Friday, April 21, 2017

My Writing Exercise: A Heavy Mule at the Pierian Spring

Image result for bad writer at the pierian spring

Some have at first for Wits, then Poets past,
Turn'd Critics next, and prov'd plain Fools at last.
Some neither can for Wits nor Critics pass,
As heavy mules are neither horse nor ass.

I was told by my teaching mentor, " If you plan to teach writing, you had better write for at least two hours before you come to teach."  That meant getting up well before "It's time to get up."

It also meant that I needed to steal myself to a habit of engaging my craft.  Aristotle wrote, " We are what we repeatedly do,"  The famously taciturn President Calvin Coolidge said, "  Nothing in this world can take the place of persistence. Talent will not: nothing is more common than unsuccessful men with talent. Genius will not; unrewarded genius is almost a proverb. Education will not: the world is full of educated derelicts. Persistence and determination alone are omnipotent."

A grammar school coach, Tom Spatz said, " Losers have potential."  He also, asked me if I had polio a few years earlier, when he saw me dribble a basketball.

I still dribble a basketball like an exceptionally challenged human being. All Up in here!

However, since signing my contract at Bishop Martin D. McNamara High School in May of 1975, I have written for two hours before I went to teach my students.

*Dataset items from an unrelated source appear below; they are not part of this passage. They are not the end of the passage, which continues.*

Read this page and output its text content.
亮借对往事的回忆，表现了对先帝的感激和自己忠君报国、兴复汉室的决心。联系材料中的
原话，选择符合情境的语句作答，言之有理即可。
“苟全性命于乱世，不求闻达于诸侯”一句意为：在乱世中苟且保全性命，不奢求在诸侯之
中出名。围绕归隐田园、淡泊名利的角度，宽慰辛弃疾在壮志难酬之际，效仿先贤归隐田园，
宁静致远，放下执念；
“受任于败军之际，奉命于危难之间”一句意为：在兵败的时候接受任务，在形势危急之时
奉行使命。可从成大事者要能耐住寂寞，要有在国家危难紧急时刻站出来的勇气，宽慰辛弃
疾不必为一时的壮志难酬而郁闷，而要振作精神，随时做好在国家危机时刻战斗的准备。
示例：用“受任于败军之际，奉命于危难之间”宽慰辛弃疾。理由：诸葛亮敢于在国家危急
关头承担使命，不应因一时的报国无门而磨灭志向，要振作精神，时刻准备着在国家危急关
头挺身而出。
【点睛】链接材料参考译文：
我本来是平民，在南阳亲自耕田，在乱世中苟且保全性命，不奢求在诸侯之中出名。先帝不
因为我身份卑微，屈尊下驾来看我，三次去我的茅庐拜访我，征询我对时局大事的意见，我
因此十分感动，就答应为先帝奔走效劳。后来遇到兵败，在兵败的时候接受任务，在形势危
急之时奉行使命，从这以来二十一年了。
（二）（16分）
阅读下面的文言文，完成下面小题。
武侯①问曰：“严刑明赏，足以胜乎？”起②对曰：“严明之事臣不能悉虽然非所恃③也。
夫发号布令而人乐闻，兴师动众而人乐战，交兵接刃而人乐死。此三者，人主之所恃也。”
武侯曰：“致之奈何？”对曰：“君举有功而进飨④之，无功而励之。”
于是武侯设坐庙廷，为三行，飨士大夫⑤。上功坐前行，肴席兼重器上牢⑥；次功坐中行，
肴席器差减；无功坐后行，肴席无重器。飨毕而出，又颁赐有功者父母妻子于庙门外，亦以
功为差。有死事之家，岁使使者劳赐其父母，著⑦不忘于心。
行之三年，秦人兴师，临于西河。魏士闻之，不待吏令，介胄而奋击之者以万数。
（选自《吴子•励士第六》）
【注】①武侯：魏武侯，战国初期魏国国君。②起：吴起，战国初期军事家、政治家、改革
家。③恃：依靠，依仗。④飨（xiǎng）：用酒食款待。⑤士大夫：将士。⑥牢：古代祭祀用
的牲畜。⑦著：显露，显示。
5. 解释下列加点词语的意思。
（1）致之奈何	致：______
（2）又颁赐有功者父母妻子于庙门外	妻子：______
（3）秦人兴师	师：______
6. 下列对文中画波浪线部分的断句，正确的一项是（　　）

This habit did not make me a great writer, but it did help me become something of an effective teacher.

Reading, speaking and writing forces one to engage other human beings.  Reading introduces thoughts, deeds and manners of expression far beyond our immediate social circle.  Speaking helps us say what we mean.  Writing requires exactness.

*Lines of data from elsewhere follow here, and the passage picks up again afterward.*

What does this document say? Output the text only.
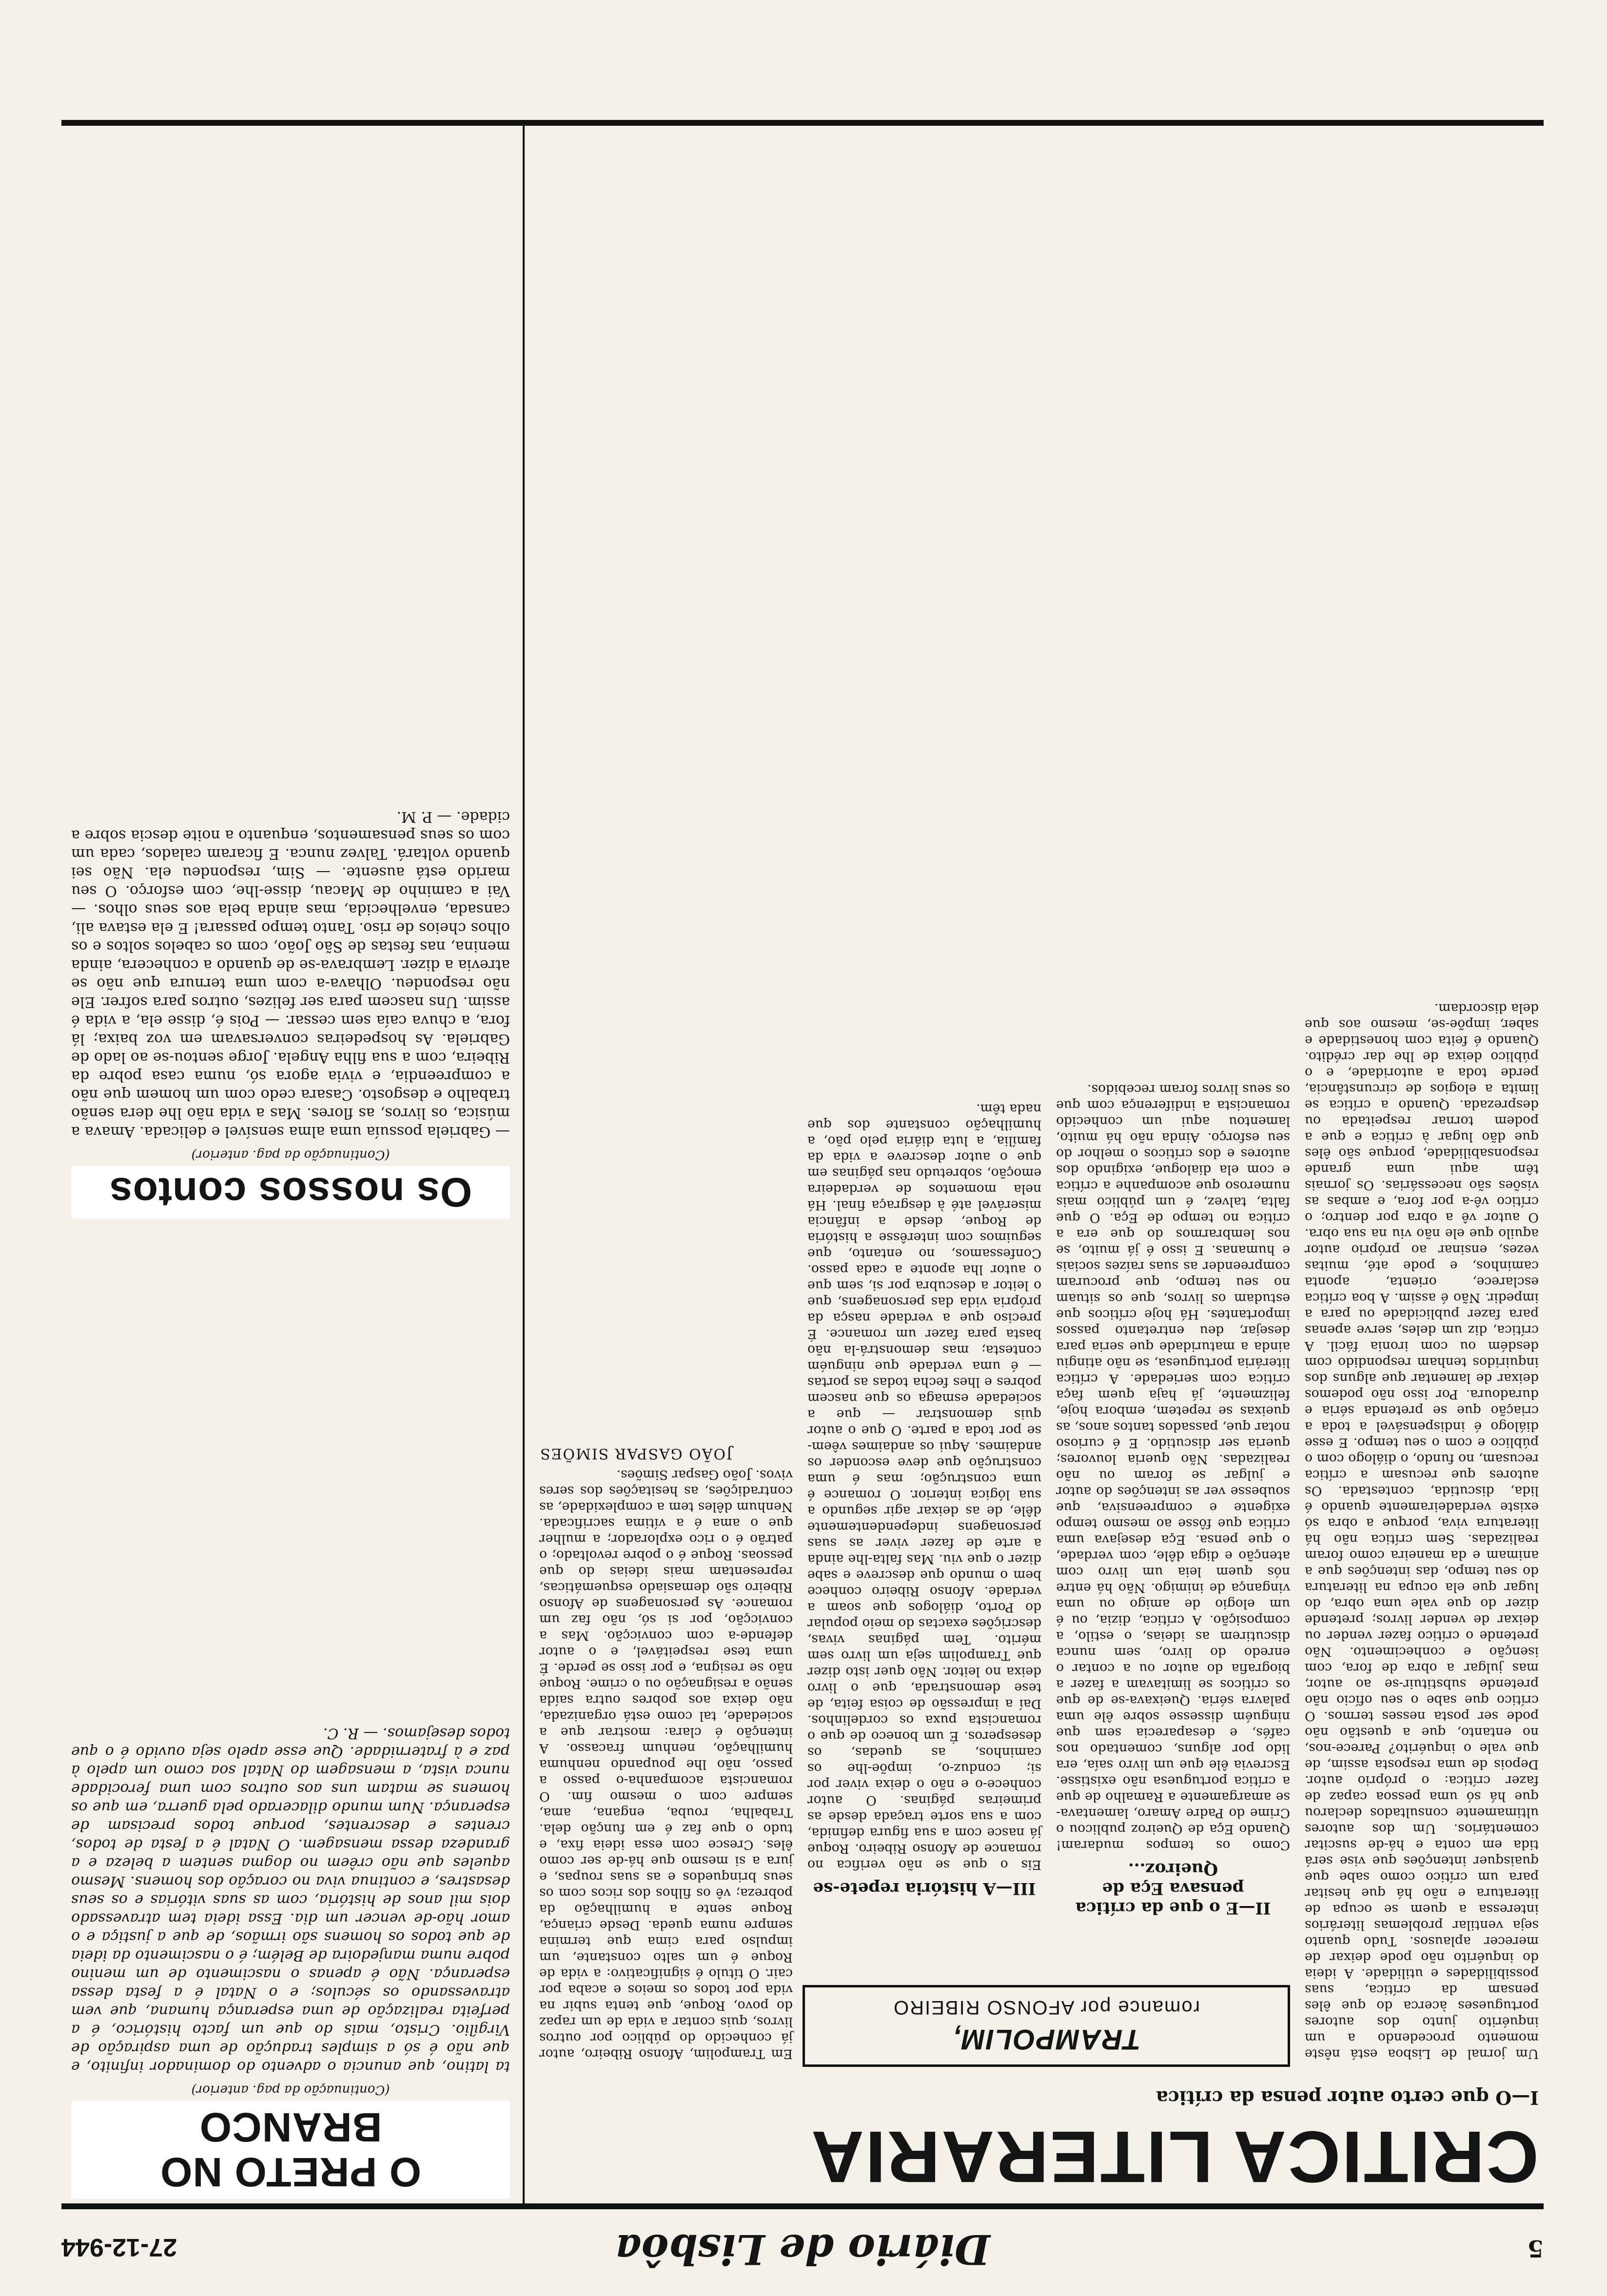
5
Diário de Lisbôa
27-12-944
CRITICA LITERARIA
I—O que certo autor pensa da crítica

Um jornal de Lisboa está nêste momento procedendo a um inquérito junto dos autores portugueses àcerca do que êles pensam da crítica, suas possibilidades e utilidade. A ideia do inquérito não pode deixar de merecer aplausos. Tudo quanto seja ventilar problemas literários interessa a quem se ocupa de literatura e não há que hesitar para um crítico como sabe que quaisquer intenções que vise será tida em conta e há-de suscitar comentários. Um dos autores ultimamente consultados declarou que há só uma pessoa capaz de fazer crítica: o próprio autor. Depois de uma resposta assim, de que vale o inquérito? Parece-nos, no entanto, que a questão não pode ser posta nesses termos. O crítico que sabe o seu ofício não pretende substituir-se ao autor, mas julgar a obra de fora, com isenção e conhecimento. Não pretende o crítico fazer vender ou deixar de vender livros; pretende dizer do que vale uma obra, do lugar que ela ocupa na literatura do seu tempo, das intenções que a animam e da maneira como foram realizadas. Sem crítica não há literatura viva, porque a obra só existe verdadeiramente quando é lida, discutida, contestada. Os autores que recusam a crítica recusam, no fundo, o diálogo com o público e com o seu tempo. E esse diálogo é indispensável a toda a criação que se pretenda séria e duradoura. Por isso não podemos deixar de lamentar que alguns dos inquiridos tenham respondido com desdém ou com ironia fácil. A crítica, diz um deles, serve apenas para fazer publicidade ou para a impedir. Não é assim. A boa crítica esclarece, orienta, aponta caminhos, e pode até, muitas vezes, ensinar ao próprio autor aquilo que ele não viu na sua obra. O autor vê a obra por dentro; o crítico vê-a por fora, e ambas as visões são necessárias. Os jornais têm aqui uma grande responsabilidade, porque são êles que dão lugar à crítica e que a podem tornar respeitada ou desprezada. Quando a crítica se limita a elogios de circunstância, perde toda a autoridade, e o público deixa de lhe dar crédito. Quando é feita com honestidade e saber, impõe-se, mesmo aos que dela discordam.

TRAMPOLIM,
romance por AFONSO RIBEIRO
II—E o que da crítica pensava Eça de Queiroz...

Como os tempos mudaram! Quando Eça de Queiroz publicou o Crime do Padre Amaro, lamentava-se amargamente a Ramalho de que a crítica portuguesa não existisse. Escrevia êle que um livro saía, era lido por alguns, comentado nos cafés, e desaparecia sem que ninguém dissesse sobre êle uma palavra séria. Queixava-se de que os críticos se limitavam a fazer a biografia do autor ou a contar o enredo do livro, sem nunca discutirem as ideias, o estilo, a composição. A crítica, dizia, ou é um elogio de amigo ou uma vingança de inimigo. Não há entre nós quem leia um livro com atenção e diga dêle, com verdade, o que pensa. Eça desejava uma crítica que fôsse ao mesmo tempo exigente e compreensiva, que soubesse ver as intenções do autor e julgar se foram ou não realizadas. Não queria louvores; queria ser discutido. E é curioso notar que, passados tantos anos, as queixas se repetem, embora hoje, felizmente, já haja quem faça crítica com seriedade. A crítica literária portuguesa, se não atingiu ainda a maturidade que seria para desejar, deu entretanto passos importantes. Há hoje críticos que estudam os livros, que os situam no seu tempo, que procuram compreender as suas raízes sociais e humanas. E isso é já muito, se nos lembrarmos do que era a crítica no tempo de Eça. O que falta, talvez, é um público mais numeroso que acompanhe a crítica e com ela dialogue, exigindo dos autores e dos críticos o melhor do seu esforço. Ainda não há muito, lamentou aqui um conhecido romancista a indiferença com que os seus livros foram recebidos.

III—A história repete-se

Eis o que se não verifica no romance de Afonso Ribeiro. Roque já nasce com a sua figura definida, com a sua sorte traçada desde as primeiras páginas. O autor conhece-o e não o deixa viver por si; conduz-o, impõe-lhe os caminhos, as quedas, os desesperos. É um boneco de que o romancista puxa os cordelinhos. Daí a impressão de coisa feita, de tese demonstrada, que o livro deixa no leitor. Não quer isto dizer que Trampolim seja um livro sem mérito. Tem páginas vivas, descrições exactas do meio popular do Porto, diálogos que soam a verdade. Afonso Ribeiro conhece bem o mundo que descreve e sabe dizer o que viu. Mas falta-lhe ainda a arte de fazer viver as suas personagens independentemente dêle, de as deixar agir segundo a sua lógica interior. O romance é uma construção; mas é uma construção que deve esconder os andaimes. Aqui os andaimes vêem-se por toda a parte. O que o autor quis demonstrar — que a sociedade esmaga os que nascem pobres e lhes fecha todas as portas — é uma verdade que ninguém contesta; mas demonstrá-la não basta para fazer um romance. É preciso que a verdade nasça da própria vida das personagens, que o leitor a descubra por si, sem que o autor lha aponte a cada passo. Confessamos, no entanto, que seguimos com interêsse a história de Roque, desde a infância miserável até à desgraça final. Há nela momentos de verdadeira emoção, sobretudo nas páginas em que o autor descreve a vida da família, a luta diária pelo pão, a humilhação constante dos que nada têm.

Em Trampolim, Afonso Ribeiro, autor já conhecido do público por outros livros, quis contar a vida de um rapaz do povo, Roque, que tenta subir na vida por todos os meios e acaba por cair. O título é significativo: a vida de Roque é um salto constante, um impulso para cima que termina sempre numa queda. Desde criança, Roque sente a humilhação da pobreza; vê os filhos dos ricos com os seus brinquedos e as suas roupas, e jura a si mesmo que há-de ser como êles. Cresce com essa ideia fixa, e tudo o que faz é em função dela. Trabalha, rouba, engana, ama, sempre com o mesmo fim. O romancista acompanha-o passo a passo, não lhe poupando nenhuma humilhação, nenhum fracasso. A intenção é clara: mostrar que a sociedade, tal como está organizada, não deixa aos pobres outra saída senão a resignação ou o crime. Roque não se resigna, e por isso se perde. É uma tese respeitável, e o autor defende-a com convicção. Mas a convicção, por si só, não faz um romance. As personagens de Afonso Ribeiro são demasiado esquemáticas, representam mais ideias do que pessoas. Roque é o pobre revoltado; o patrão é o rico explorador; a mulher que o ama é a vítima sacrificada. Nenhum dêles tem a complexidade, as contradições, as hesitações dos seres vivos. João Gaspar Simões.

JOÃO GASPAR SIMÕES
O PRETO NO BRANCO
(Continuação da pag. anterior)

ta latino, que anuncia o advento do dominador infinito, e que não é só a simples tradução de uma aspiração de Virgílio. Cristo, mais do que um facto histórico, é a perfeita realização de uma esperança humana, que vem atravessando os séculos; e o Natal é a festa dessa esperança. Não é apenas o nascimento de um menino pobre numa manjedoira de Belém; é o nascimento da ideia de que todos os homens são irmãos, de que a justiça e o amor hão-de vencer um dia. Essa ideia tem atravessado dois mil anos de história, com as suas vitórias e os seus desastres, e continua viva no coração dos homens. Mesmo aqueles que não crêem no dogma sentem a beleza e a grandeza dessa mensagem. O Natal é a festa de todos, crentes e descrentes, porque todos precisam de esperança. Num mundo dilacerado pela guerra, em que os homens se matam uns aos outros com uma ferocidade nunca vista, a mensagem do Natal soa como um apelo à paz e à fraternidade. Que esse apelo seja ouvido é o que todos desejamos. — R. C.

Os nossos contos
(Continuação da pag. anterior)

— Gabriela possuía uma alma sensível e delicada. Amava a música, os livros, as flores. Mas a vida não lhe dera senão trabalho e desgosto. Casara cedo com um homem que não a compreendia, e vivia agora só, numa casa pobre da Ribeira, com a sua filha Angela. Jorge sentou-se ao lado de Gabriela. As hospedeiras conversavam em voz baixa; lá fora, a chuva caía sem cessar. — Pois é, disse ela, a vida é assim. Uns nascem para ser felizes, outros para sofrer. Ele não respondeu. Olhava-a com uma ternura que não se atrevia a dizer. Lembrava-se de quando a conhecera, ainda menina, nas festas de São João, com os cabelos soltos e os olhos cheios de riso. Tanto tempo passara! E ela estava ali, cansada, envelhecida, mas ainda bela aos seus olhos. — Vai a caminho de Macau, disse-lhe, com esforço. O seu marido está ausente. — Sim, respondeu ela. Não sei quando voltará. Talvez nunca. E ficaram calados, cada um com os seus pensamentos, enquanto a noite descia sobre a cidade. — P. M.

I write whatever comes to mind and that is a mixed bag to be sure.  What I hope will happen by end of my scribbling and correcting and modifying will be short, satisfying defense of all the things have made my life fun, fruitful and favorable to someone who reads what I have written.

Lessons learned from good people, who have provided for other people as tradesmen, butchers, milkmen, nurses, police officers, firemen, coaches and teachers mean as much and often more than picked up from pages from Balzac, Turgenev, Gorky, Joyce, Tacitus, or Swift. The harmonies of sounds pulled from the din of a loud basement full of relatives and family friends at a Christmas Party among picnic tables lifted from the forest preserves covered in table cloth and loaded with potato salads, cold cuts, pots of Italian beef, corned beef, Kapusta, Mostaccioli, cakes and soad bread; with blaring accordions, fiddles, tin whistles played by Cuz Teahan, Jimmy Neary, Tom Masterson and Kate Neary, or a powerful HiFi loaded with Ella Fitzgerald, Sarah Vaughan, Louis Prima and John Coltrane.  Cousin doing Irish step-dancing, or Sugar push and out back steps to Gene Krupa.  Then of course just free-form, white guy moves to This Old Heart of Mine by the Four Tops.

An uncle pulls you aside and tells you to knock off whatever the hell it is that you think you are doing.

Your aunt tells him to go and have another beer and mind his own business and to turn the car keys over - Now. 

Scores of kids scream with delight, or terror.  Several cry because they being picked on and comforted until they can go and pick on someone for themselves and all is good.

Words impact from everywhere.

The meanings of those words will be lost on the world, unless someone remembers what the hell was said.  Memory can often be very convenient.

Memory is the burden carried by one who writes and that burden only gets eased with writing down the words.

Sometimes words seem like leftovers from a party.